Вокруг академика Петра Капицы плотный кружок его физиков. Это от них: достижение визуального сходства развлекает (и только!) воображение как способность повторения любого предмета в том же повседневном обиходе — деревянной поделки или модного свитера — по принципу «могу — не могу», «получается — не получается». В нем не затрагивается духовная жизнь человека. Наше нутро способно откликаться только на моменты творческого преобразования.
Поэт Борис Слуцкий: «Живопись, как и поэзия, становится искусством лишь тогда, когда представляет сгусток эмоций».

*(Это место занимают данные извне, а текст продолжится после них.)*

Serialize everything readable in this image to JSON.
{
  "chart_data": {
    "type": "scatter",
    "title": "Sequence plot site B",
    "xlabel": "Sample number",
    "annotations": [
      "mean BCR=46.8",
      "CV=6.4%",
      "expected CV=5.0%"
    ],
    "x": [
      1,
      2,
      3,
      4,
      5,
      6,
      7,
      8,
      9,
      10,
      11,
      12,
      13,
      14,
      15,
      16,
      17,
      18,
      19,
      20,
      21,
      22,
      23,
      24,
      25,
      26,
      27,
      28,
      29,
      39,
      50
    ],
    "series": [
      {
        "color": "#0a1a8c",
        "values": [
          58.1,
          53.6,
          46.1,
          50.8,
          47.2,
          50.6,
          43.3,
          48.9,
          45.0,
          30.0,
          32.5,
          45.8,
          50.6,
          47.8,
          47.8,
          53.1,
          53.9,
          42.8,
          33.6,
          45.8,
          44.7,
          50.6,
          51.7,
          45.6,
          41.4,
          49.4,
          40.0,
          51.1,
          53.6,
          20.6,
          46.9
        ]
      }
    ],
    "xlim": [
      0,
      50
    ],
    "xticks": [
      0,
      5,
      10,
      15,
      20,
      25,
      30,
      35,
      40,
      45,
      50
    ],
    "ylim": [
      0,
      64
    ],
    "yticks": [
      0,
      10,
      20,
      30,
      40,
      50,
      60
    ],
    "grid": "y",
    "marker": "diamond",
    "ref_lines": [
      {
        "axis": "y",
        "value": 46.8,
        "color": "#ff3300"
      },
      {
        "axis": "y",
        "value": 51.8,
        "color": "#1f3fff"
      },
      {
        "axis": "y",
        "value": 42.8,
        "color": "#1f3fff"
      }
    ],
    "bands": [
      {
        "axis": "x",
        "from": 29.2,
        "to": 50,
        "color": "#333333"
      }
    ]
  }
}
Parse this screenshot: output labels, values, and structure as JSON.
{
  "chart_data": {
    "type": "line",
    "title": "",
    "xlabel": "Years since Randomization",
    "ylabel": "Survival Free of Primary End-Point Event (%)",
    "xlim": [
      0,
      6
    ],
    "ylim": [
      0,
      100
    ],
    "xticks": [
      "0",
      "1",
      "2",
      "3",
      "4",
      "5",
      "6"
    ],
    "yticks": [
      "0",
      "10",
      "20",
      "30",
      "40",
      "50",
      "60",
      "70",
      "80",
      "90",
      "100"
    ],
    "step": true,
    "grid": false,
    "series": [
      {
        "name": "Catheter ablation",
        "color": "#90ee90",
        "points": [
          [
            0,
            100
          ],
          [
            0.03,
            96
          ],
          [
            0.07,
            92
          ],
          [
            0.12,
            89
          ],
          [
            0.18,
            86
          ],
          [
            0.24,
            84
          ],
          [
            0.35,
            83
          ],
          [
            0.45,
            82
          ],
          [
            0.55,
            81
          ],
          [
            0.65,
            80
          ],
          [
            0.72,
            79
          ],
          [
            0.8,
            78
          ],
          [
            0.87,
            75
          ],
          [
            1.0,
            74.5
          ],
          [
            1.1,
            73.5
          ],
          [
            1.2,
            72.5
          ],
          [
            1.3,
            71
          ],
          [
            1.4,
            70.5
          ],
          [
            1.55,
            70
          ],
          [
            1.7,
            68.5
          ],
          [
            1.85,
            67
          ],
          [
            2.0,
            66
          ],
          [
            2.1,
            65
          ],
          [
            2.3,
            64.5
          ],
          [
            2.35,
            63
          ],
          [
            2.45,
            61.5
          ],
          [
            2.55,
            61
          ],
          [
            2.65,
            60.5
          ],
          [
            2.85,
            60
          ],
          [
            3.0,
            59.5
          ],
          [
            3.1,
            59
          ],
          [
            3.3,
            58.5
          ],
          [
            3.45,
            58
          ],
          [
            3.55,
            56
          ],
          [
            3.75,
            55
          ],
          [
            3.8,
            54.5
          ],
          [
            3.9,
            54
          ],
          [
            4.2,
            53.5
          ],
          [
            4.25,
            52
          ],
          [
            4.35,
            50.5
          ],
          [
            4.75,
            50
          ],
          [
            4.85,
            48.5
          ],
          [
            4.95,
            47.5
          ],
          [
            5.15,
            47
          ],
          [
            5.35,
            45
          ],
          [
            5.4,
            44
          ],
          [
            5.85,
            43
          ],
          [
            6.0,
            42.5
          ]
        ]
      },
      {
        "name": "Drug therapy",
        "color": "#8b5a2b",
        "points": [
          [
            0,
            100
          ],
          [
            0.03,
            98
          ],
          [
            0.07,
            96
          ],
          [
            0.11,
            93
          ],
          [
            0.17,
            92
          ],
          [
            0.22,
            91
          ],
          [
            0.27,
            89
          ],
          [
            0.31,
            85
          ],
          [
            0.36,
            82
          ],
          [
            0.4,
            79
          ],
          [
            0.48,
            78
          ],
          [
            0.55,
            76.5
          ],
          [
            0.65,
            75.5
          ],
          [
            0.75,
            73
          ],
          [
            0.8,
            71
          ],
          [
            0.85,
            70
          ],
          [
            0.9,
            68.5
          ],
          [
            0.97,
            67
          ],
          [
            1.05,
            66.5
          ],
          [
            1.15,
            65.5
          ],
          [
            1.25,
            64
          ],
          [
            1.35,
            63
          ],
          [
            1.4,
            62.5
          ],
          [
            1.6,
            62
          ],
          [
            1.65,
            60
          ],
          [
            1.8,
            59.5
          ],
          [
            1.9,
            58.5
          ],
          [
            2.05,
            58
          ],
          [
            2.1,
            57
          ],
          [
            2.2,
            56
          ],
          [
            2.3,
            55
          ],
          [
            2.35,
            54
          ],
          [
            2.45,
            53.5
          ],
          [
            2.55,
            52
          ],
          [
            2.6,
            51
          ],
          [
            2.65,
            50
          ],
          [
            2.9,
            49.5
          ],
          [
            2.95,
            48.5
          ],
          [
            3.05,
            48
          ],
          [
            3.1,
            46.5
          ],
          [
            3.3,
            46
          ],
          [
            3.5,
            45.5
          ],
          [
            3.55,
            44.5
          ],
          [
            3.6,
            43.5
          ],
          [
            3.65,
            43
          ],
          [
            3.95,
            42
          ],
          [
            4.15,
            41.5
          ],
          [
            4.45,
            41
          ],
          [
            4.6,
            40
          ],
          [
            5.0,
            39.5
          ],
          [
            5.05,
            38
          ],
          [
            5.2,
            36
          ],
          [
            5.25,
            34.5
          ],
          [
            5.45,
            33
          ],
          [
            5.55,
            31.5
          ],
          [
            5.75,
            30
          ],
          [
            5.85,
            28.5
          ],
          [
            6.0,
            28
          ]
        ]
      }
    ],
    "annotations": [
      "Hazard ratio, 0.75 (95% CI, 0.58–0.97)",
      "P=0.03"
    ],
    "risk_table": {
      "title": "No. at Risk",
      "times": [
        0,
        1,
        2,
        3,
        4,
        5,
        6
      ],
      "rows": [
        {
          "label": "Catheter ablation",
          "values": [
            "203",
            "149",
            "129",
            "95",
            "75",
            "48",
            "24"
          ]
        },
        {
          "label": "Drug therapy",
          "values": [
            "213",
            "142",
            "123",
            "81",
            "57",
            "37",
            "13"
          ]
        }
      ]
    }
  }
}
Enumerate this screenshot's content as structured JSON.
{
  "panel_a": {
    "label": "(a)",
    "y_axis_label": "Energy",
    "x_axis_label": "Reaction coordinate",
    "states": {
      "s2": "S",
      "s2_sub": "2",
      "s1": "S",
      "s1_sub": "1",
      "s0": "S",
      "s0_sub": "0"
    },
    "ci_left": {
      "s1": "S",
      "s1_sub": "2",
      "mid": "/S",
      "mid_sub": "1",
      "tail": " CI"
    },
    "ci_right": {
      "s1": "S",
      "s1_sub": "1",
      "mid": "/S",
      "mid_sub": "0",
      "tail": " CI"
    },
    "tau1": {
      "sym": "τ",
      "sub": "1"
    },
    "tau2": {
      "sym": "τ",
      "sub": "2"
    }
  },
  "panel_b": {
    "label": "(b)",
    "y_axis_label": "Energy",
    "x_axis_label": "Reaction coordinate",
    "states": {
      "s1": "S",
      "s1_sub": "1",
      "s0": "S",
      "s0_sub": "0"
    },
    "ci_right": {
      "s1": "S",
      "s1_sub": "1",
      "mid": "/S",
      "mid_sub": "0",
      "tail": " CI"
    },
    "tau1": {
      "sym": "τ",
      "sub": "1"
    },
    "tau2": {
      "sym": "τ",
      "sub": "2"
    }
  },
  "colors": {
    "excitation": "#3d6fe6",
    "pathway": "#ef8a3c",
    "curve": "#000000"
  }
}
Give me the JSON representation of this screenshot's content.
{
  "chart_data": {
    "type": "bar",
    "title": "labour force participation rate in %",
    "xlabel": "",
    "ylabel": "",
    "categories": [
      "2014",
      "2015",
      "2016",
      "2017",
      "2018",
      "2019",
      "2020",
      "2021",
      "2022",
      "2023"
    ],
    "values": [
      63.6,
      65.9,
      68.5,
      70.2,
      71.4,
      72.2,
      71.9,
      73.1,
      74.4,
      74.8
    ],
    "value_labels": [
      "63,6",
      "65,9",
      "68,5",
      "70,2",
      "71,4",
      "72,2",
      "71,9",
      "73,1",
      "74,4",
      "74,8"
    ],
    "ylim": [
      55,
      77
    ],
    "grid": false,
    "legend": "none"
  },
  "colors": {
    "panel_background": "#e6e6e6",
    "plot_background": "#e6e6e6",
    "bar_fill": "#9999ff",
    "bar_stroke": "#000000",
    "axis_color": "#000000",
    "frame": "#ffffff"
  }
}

Скульптор Сара Лебедева, обычно никогда не выступающая, словно оставившая за собой роль зрителя: «Живопись — это своего рода конспект и обобщение, сублимация чувств. Отсюда неизбежны отходы от хрестоматийного, следовательно, ничейного представления о предмете. Если мы действительно воспринимаем, а не скользим взглядом, то есть если в этом процессе участвуют чувства, наши переживания, то каждый видит один и тот же предмет по-своему, соответственно по-своему и изображает». Сколько можно возвращаться к этой азбуке искусства!
Неожиданный вопрос из зала к очередному начавшему вещать серому костюму: «Почему вы говорите вообще? Перед вами две работы: какой вы сами отдаете предпочтение?» — «Какие две?» — «Да вот „Вечер“ Люциана Грибкова и холст рядом с ним». — «А при чем здесь инвентарь кафе?» Инвентарем в глазах серого костюма оказалось полотно будущего президента Академии художеств Салахова, появившееся в зале без ведома студийцев. Очевидно, для спора.
За спиной свистящий шепот: «Сами виноваты — надо было их…», «Откуда только набежали…», «Мало их в свое время…» Угроза глохнет в веселом шуме.
Очередной серый костюм пытается объяснить, что в настоящей советской живописи, как на производстве: достиг эталона — успокойся. Раз кто-то до тебя «овладел», тебе остается только пользоваться приемом. Из какого бы времени он ни шел. «Наше искусство должно вобрать в себя все высшие достижения искусства всех народов!»
И все-таки это уже было из прошлого. Из настоящего — голос чудесного сибирского писателя Владимира Сапожникова, прошедшего и фронт, и лагеря. Сдавленный волнением. На срывающемся дыхании: «Не знаю толком живописи. Никогда не разбирался в ней. Но то, что здесь, это как у нас в Сибири, в порушенных зонах. Сам видел концлагерь брошенный, и через него танк прошел. Через ограждения. Мотки колючей проволоки. Через бараки и вышки. Напролом. Лагерь на десятки тысяч. В бараках на нарах клопы. Еще живые. А дорога — в новый город. Совсем новый. Какого еще нет. Вот и ваши работы — через все. К тому, что будет!»
Четыре с половиной часа споров. Без перерыва. На неслабеющем накале. Столики у стен пустеют первыми: на такой лимит времени не хватило заготовленного материала. Что-то явно не сработало. Что-то должно было сложиться иначе. Одно ясно: волна страстного интереса к вопросам душевной раскрепощенности. В данном случае через живопись.
И Володя Сапожников, останавливаясь у выхода: «Послушайте, ведь это ключ к чему-то очень важному, а?»